Vermont Gov. Peter Shumlin said Thursday that he and his administration are also prepping for the potential impact of Sandy.
"We're working with the National Weather Service and with the Emergency Management team to make sure that we're prepared for the worst, and we're hoping for the best. It's obviously too early to tell what exactly is going to hit us, but I am already asking Vermonters to use this weekend to bring in the lawn chairs, anything that would blow around," Shumlin said. "What they're projecting is the possibility of high winds and high rain volume. We're hoping it blows out to sea. Meanwhile, we'll be watching it very, very closely. I'm getting updates every few hours and we will certainly give Vermonters fair warning if they need to take action."
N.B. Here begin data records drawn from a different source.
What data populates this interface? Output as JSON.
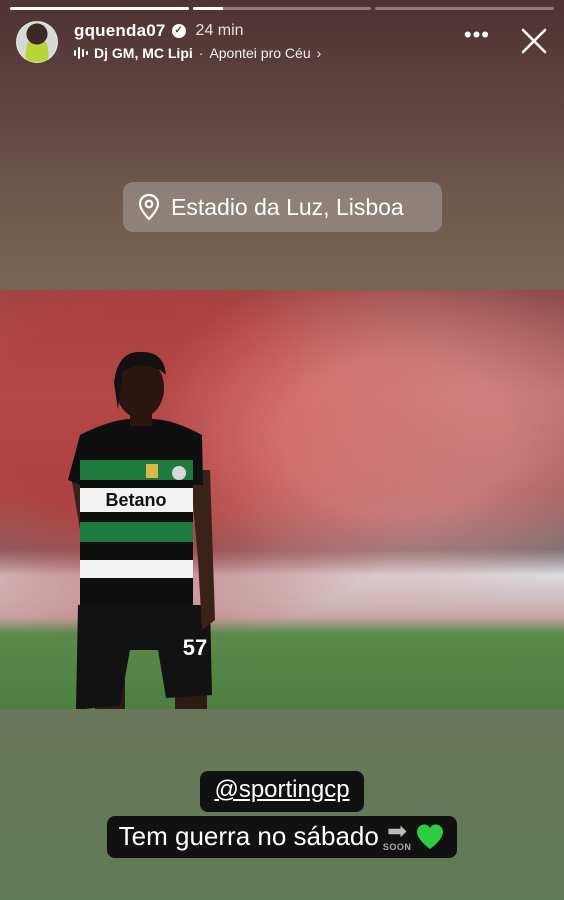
{
  "story": {
    "progress": [
      1.0,
      0.17,
      0.0
    ],
    "username": "gquenda07",
    "verified_icon": "verified-badge-icon",
    "time": "24 min",
    "music": {
      "icon": "audio-bars-icon",
      "artists": "Dj GM, MC Lipi",
      "separator": "·",
      "song": "Apontei pro Céu",
      "chevron": "›"
    },
    "more_icon": "more-icon",
    "close_icon": "close-icon"
  },
  "location": {
    "icon": "location-pin-icon",
    "label": "Estadio da Luz, Lisboa"
  },
  "photo": {
    "jersey_sponsor": "Betano",
    "shirt_number": "57"
  },
  "captions": {
    "mention": "@sportingcp",
    "text": "Tem guerra no sábado",
    "soon_label": "SOON",
    "emoji_icon": "green-heart-icon",
    "accent_color": "#2ecc40"
  }
}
Shumlin said the state and municipalities moved quickly to begin rebuilding after Irene washed out bridges and roads. The state's infrastructure is stronger, he said, but it will still have a breaking point in a particularly strong storm.
"It depends what hits us. All I can say is there's no doubt in my mind that we have rebuilt the state better than the way Irene found us. Our culverts are bigger our bridges are higher and our roads are in better shape. But, if we really get whacked, nothing can withstand a really tough storm like Irene," he said.
Doucette asking the local officials at Thursday's emergency planning meeting to begin thinking of additional steps that should be taken. The group is planning to meet again today.
"You sit here and say to yourself, ‘What could be worse than Irene?' Obviously, we're going to see a lot more water, and this time there is the potential for sustained winds of 50-plus mph by the time the storm hits here, if it follows the track they think it's going to," he said.
The latest information available Thursday from NWS indicated that the storm, if it tracks to the east, would cause loss of power. Residents should plan to have emergency supplies, food and alternate sources of heat and electricity, Doucette said. The storm could impact the state from Monday through Wednesday, he said.
"We need to prepare now. Not only do we need to prepare, but we invited the media here to get the word out that our residents need to prepare for the worst and pray that it just goes by us or goes out to sea," he said.
"The bottom line is, people need to have the supplies they think they need for up to a week plus," Doucette added. "I would ask that people not wait until Saturday."
Doucette raised concerns with a temporary bridge that spans the Roaring Branch in Woodford. The original bridge washed out during Irene, cutting off Woodford for days. He asked state Agency of Transportation officials at the meeting if the temporary bridge could withstand high winds and swift flood waters. The answers was not reassuring. "We'll find out," said one AOT official.
Doucette said he would move to close the bridge if the storm hits and water begins to rise. "I just don't want any major catastrophes up there. I understand that's in (Vermont State Police) territory, but obviously we would be there much quicker and would do what we need to do to help," he said.
Town Highway Superintendent RJ Joly asked that residents refrain from putting leaves and other lawn debris in drainage areas.
"That would cause a huge problem. All the storm drainage system would get plugged up," he said. "Residents should know they shouldn't put leaves in the road. It would plug everything up."